Oaza
Historia dzieje się w przyszłości, oczywiście. Przez pustą krainę podążają trzy osoby.
"Jechali na wielbłądach. Pył spod kopyt unosił się obłoczkami aż do kościstych kolan zwierząt. Mężczyzna, kobieta dziecko, owinięci w płachty, przytrzymywane sznurami krzyżującymi się na plecach. Tkaniny utraciły dawno barwy na deszczu, a wiatr postrzępił ich brzegi".
"Zdążali ku morzu, mieli bowiem jeszcze nadzieję i ono wydawało się ludziom celem i wybawieniem, jak zawsze. Ziemia świeciła srebrzyście, jechali jak we mgle, w błyszczącej mące. Nieba nie było widać".
"Chcieli dotrzeć do doliny, zsiąść wreszcie z wielbłądów i przytuliwszy się do ich ciepłych brzuchów, przespać choć kilka godzin".

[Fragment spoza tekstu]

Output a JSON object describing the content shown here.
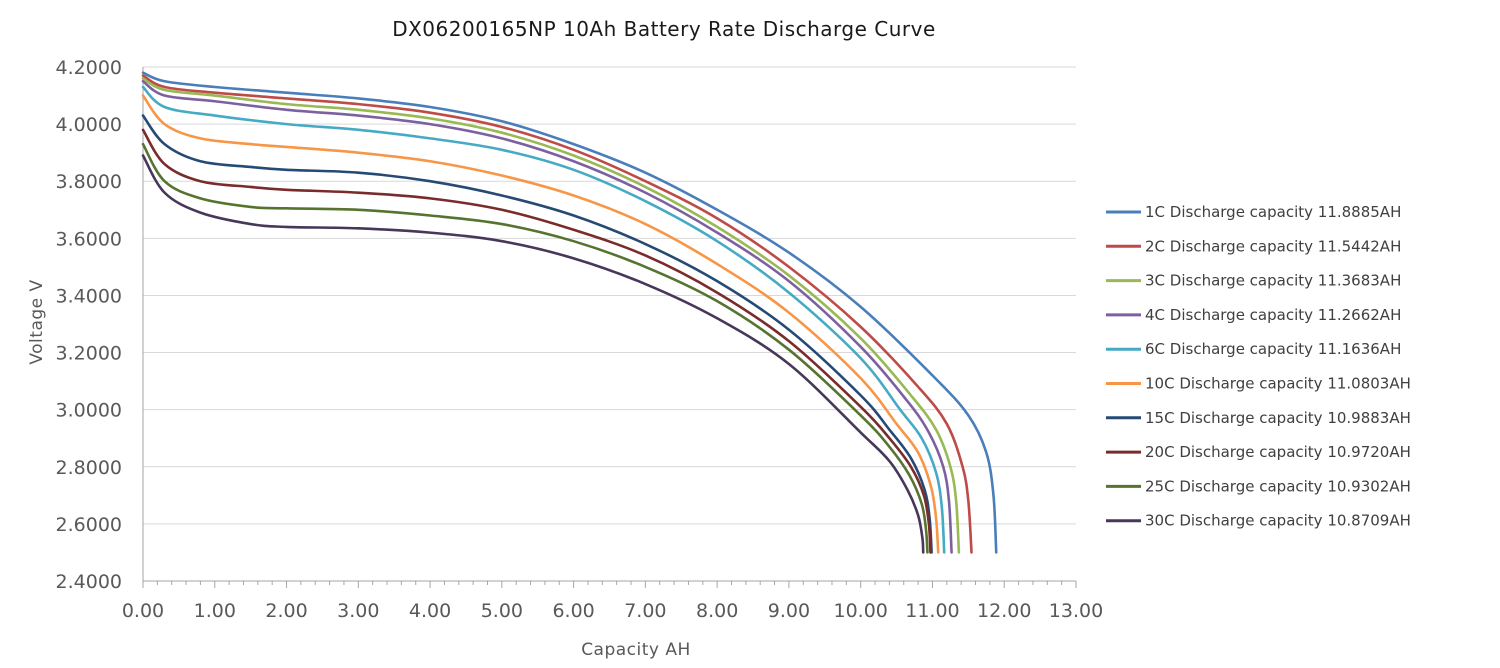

Udało się wreszcie dotrzeć do doliny i ułożyć się do snu. Czyżby na świecie nie było w ogóle ludzie?
"Śpiąca rodzina nie zauważyła, że spod bud i daszków zaczęły wypełzać jakieś postacie. Na wpół pełznąc na kolanach i podpierając się łokciami, posuwały się w stronę leżących".
Czego chcą ci ludzie? Może tylko zobaczyć zdrowych i normalnych ludzi i tylko ich dotknąć. A co będzie, jeżeli palce dotkną sto razy, kilkaset razy? Co stanie się ze skórą?
Czy się uratują? I czy dotrą do morza? Czy ono jest i jakie jest?